Но у Алексея Феофилактовича, если принять во внимание его жуирские
склонности, на "разные духовные потребности" должно было уходить несколько
больше, чем на говядину, да и "предметов роскоши" он наверняка приобретал не
на 20, а хотя бы на 40 копеек. Так что из своего 12-15-рублевого жалованья
он непременно выбивался. Трудно сказать, сколько денег доставалось ему от
"матерей". В то время денежный оброк в Чухломском уезде достигал 35-40
рублей с тягла. Даже если посчитать доходы усадьбы от эксплуатации земли и
леса, то вряд ли годовой прибыток превышал 1000 рублей. Но, во всяком
случае, Алексей Феофилактович мог получать в месяц 20-25 рублей
вспомоществования. Достаточно для безбедного существования.
Большинство крупных русских писателей XIX века служили, иные дошли до
больших чинов, но, пожалуй, никто из них не обнаружил в такой степени, как
Писемский, знания быта присутствий, не проникся нравственными понятиями
служивого сословия. Он весьма обстоятельно передавал на страницах своих
произведений и политические взгляды крупных сановников, и циническую
опустошенность служилых неудачников, причем стремился не столько обличить,
сколько донести до читателя беспристрастную картину пережитого.
Почти в каждом романе и повести Писемского действуют люди, вынужденные
обстоятельствами идти на службу или избирающие этот жребий по своей воле.
Герой "Тысячи душ" Калинович "еще на университетских скамейках, но
устройству собственного сердца своего, чувствовал всегда большую симпатию к
проведению бесстрастной идеи государства, с возможным отпорам всех
домогательств, сословных и частных". Когда он становится вице-губернатором,
то стремится на практике осуществить свои принципы, вступает в борьбу со
взяточничеством и казнокрадством. Павел Вихров ("Люди сороковых годов")
весьма деятелен в должности чиновника особых поручений, хотя и попал на
служебное поприще после высылки из Петербурга. Другие герои романа, делающие
карьеру в различных ведомствах, сходясь на дружеские пирушки, толкуют о
пользах государственных, о лучшем устройстве управленческого механизма.
Писемского волновали те же вопросы, что и его чиновных героев, -
недаром он с такой серьезностью и обстоятельностью передает их мнения.
Оттого так реалистичны, достоверны бесчисленные стряпчие, жандармы, тюремные
надзиратели, исправники, секретари казенных палат, вся эта людская мелочь с
зелеными форменными воротниками, что обретается на страницах книг писателя.

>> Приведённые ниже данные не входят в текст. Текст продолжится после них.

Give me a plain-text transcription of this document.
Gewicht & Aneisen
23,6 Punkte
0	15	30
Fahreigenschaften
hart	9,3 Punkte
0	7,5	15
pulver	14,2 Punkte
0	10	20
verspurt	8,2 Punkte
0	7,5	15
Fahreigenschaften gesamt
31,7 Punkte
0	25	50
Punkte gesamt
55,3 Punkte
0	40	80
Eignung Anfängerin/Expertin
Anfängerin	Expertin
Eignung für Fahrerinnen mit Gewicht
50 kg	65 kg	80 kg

Целую энциклопедию служебных типов можно составить по произведениям
надворного советника Писемского (VII класс - высшее, чего он достиг).

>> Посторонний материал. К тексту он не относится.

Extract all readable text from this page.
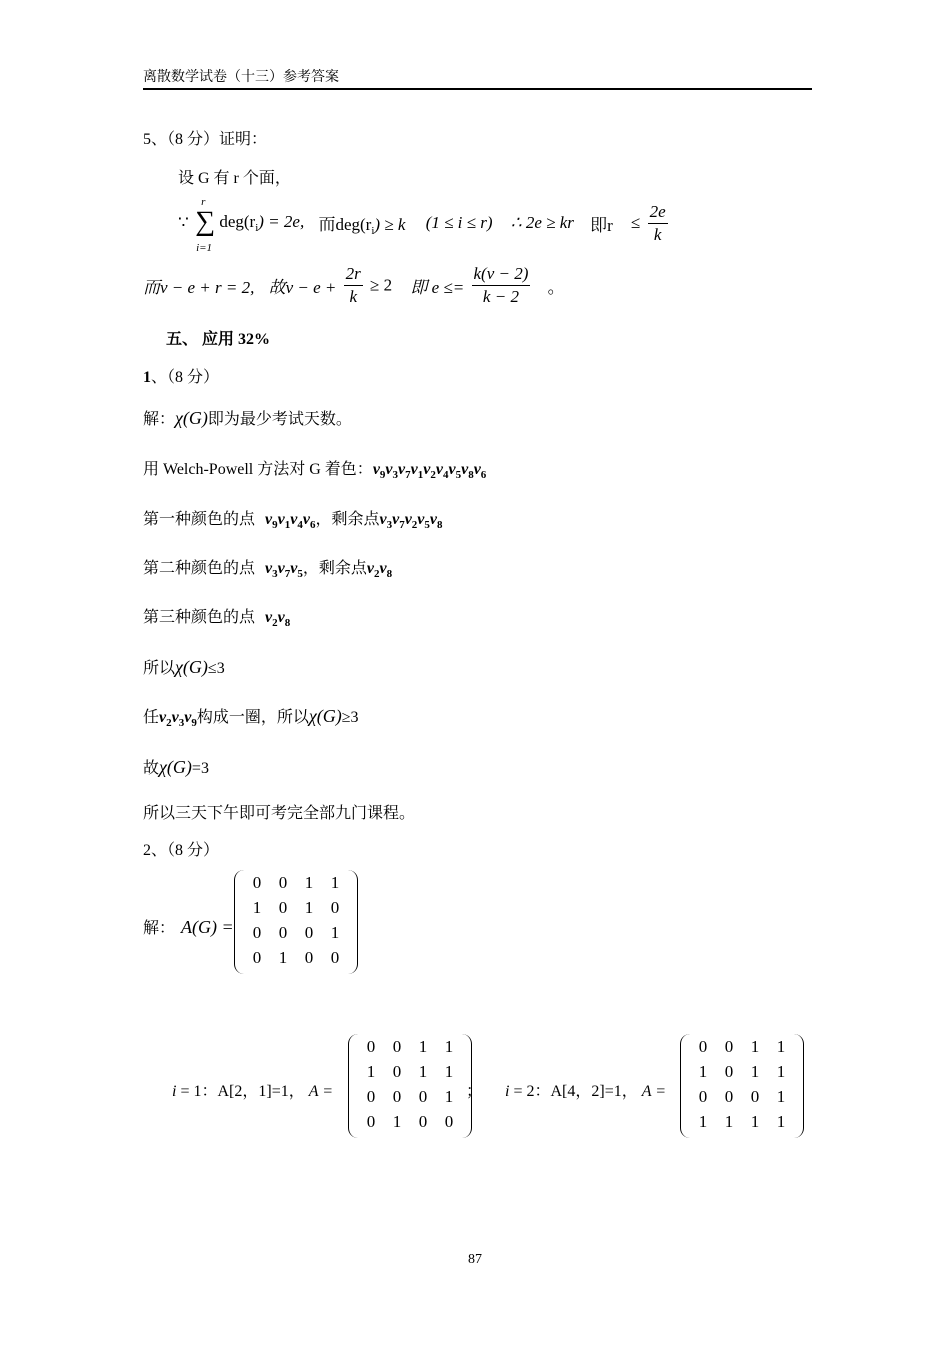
离散数学试卷（十三）参考答案
5、（8 分）证明：
设 G 有 r 个面，
∵
r
∑
i=1
$deg(r_i) = 2e$, 而$deg(r_i) \ge k$ (1 ≤ i ≤ r) ∴ 2e ≥ kr 即$r \le \frac{2e}{k}$
而v − e + r = 2, 故$v - e + \frac{2r}{k} \ge 2$ 即 $e \le= \frac{k(v - 2)}{k - 2}$ 。
五、 应用 32%
1、（8 分）
解：χ(G)即为最少考试天数。
用 Welch-Powell 方法对 G 着色：$v_9v_3v_7v_1v_2v_4v_5v_8v_6$
第一种颜色的点 $v_9v_1v_4v_6$，剩余点$v_3v_7v_2v_5v_8$
第二种颜色的点 $v_3v_7v_5$，剩余点$v_2v_8$
第三种颜色的点 $v_2v_8$
所以χ(G)≤3
任$v_2v_3v_9$构成一圈，所以χ(G)≥3
故χ(G)=3
所以三天下午即可考完全部九门课程。
2、（8 分）
解： A(G) =
0	0	1	1
1	0	1	0
0	0	0	1
0	1	0	0
i = 1：A[2，1]=1， A =
0	0	1	1
1	0	1	1
0	0	0	1
0	1	0	0
； i = 2：A[4，2]=1， A =
0	0	1	1
1	0	1	1
0	0	0	1
1	1	1	1
87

Начиная с теряющихся в дымке прошлого легендарных фигур ("Вон у меня
покойный дядя исправником был... Тогда, знаете, этакие французские камзолы
еще носили... И как, бывало, он из округи приедет, тетушка сейчас и лезет к
нему в этот камзол в карманы: из одного вынимает деньги, что по округе
собрал, а из другого - волосы человечьи - это он из бород у мужиков
надрал".) до лощеных администраторов петербургского пошиба, водворяющих в
российской глухомани начала разумного либерализма. От пьяненького
архивариуса, одетого в какое-то вретище вместо шинели, до
громовержца-министра. Чуть не все ступени табели о рангах.

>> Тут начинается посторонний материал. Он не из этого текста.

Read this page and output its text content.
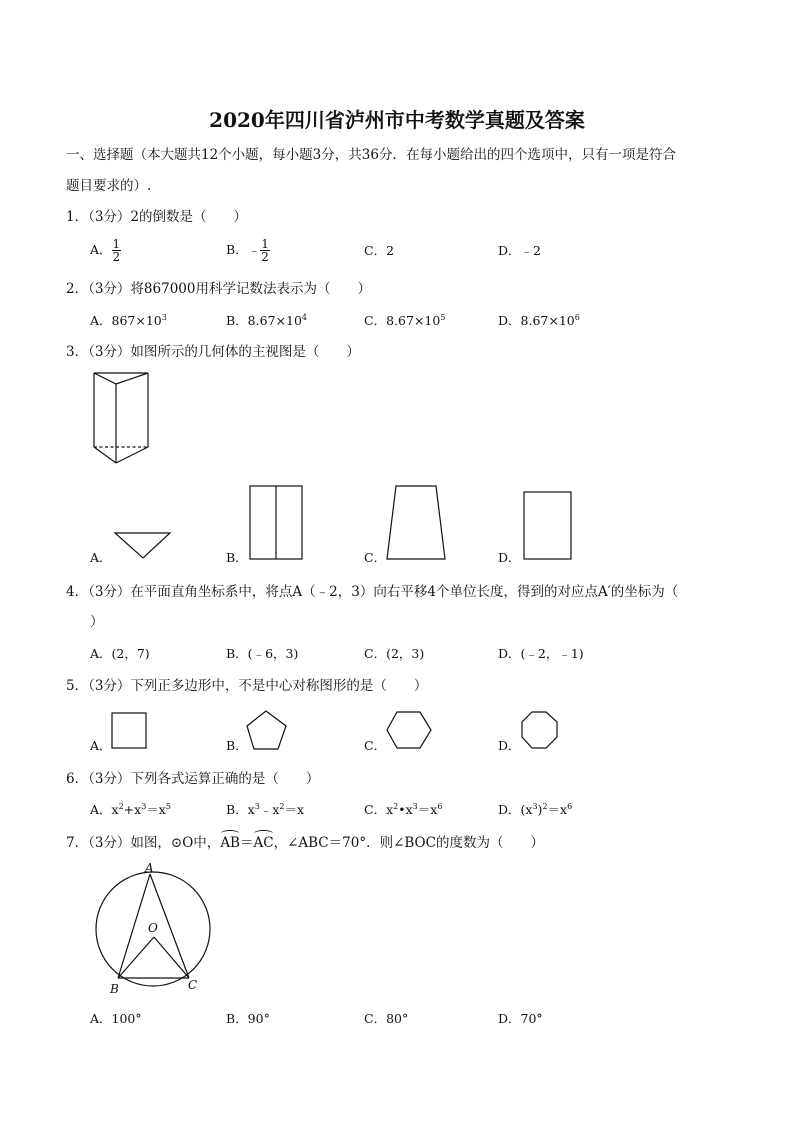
2020年四川省泸州市中考数学真题及答案
一、选择题（本大题共12个小题，每小题3分，共36分．在每小题给出的四个选项中，只有一项是符合
题目要求的）.
1．（3分）2的倒数是（　　）
A． $\frac{1}{2}$	B．﹣ $\frac{1}{2}$	C．2	D．﹣2
2．（3分）将867000用科学记数法表示为（　　）
A．$867\times 10^3$	B．$8.67\times 10^4$	C．$8.67\times 10^5$	D．$8.67\times 10^6$
3．（3分）如图所示的几何体的主视图是（　　）
A．	B．	C．	D．
4．（3分）在平面直角坐标系中，将点A（﹣2，3）向右平移4个单位长度，得到的对应点A′的坐标为（
）
A．(2，7)	B．(﹣6，3)	C．(2，3)	D．(﹣2，﹣1)
5．（3分）下列正多边形中，不是中心对称图形的是（　　）
A．	B．	C．	D．
6．（3分）下列各式运算正确的是（　　）
A．$x^2+x^3=x^5$	B．$x^3﹣x^2=x$	C．$x^2•x^3=x^6$	D．$(x^3)^2=x^6$
7．（3分）如图，⊙O中，AB＝AC，∠ABC＝70°．则∠BOC的度数为（　　）
A
O
B	C
A．100°	B．90°	C．80°	D．70°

До тонкостей зная механику делопроизводства, проведения следствий,
писатель как бы мимоходом рассказывает о таких деталях, по которым можно
составить весьма точное представление о характере службы, ее вкусе. По
Гоголю, Щедрину легко изучать изъяны бюрократической системы. По Писемскому
- понять житейскую философию этой системы. Тот поразительный реализм,
который подчеркивался современниками писателя, основан прежде всего на
глубоком знании, понимании изнутри среды, которую он брался изображать.
Когда основные произведения Писемского стали уже достоянием читателя,
близкий друг его Борис Алмазов отмечал, оценивая итоги 25-летней
литературной деятельности писателя: "Говоря о влияниях, которые отразились
на нашем юбиляре, я должен упомянуть об одном обстоятельстве, которое сильно
подействовало на развитие его таланта. Это обстоятельство - его служебная
деятельность. Большая часть наших писателей, изображающих чиновничий быт и
служебную сферу, знают то и другое только с виду или даже просто по слуху.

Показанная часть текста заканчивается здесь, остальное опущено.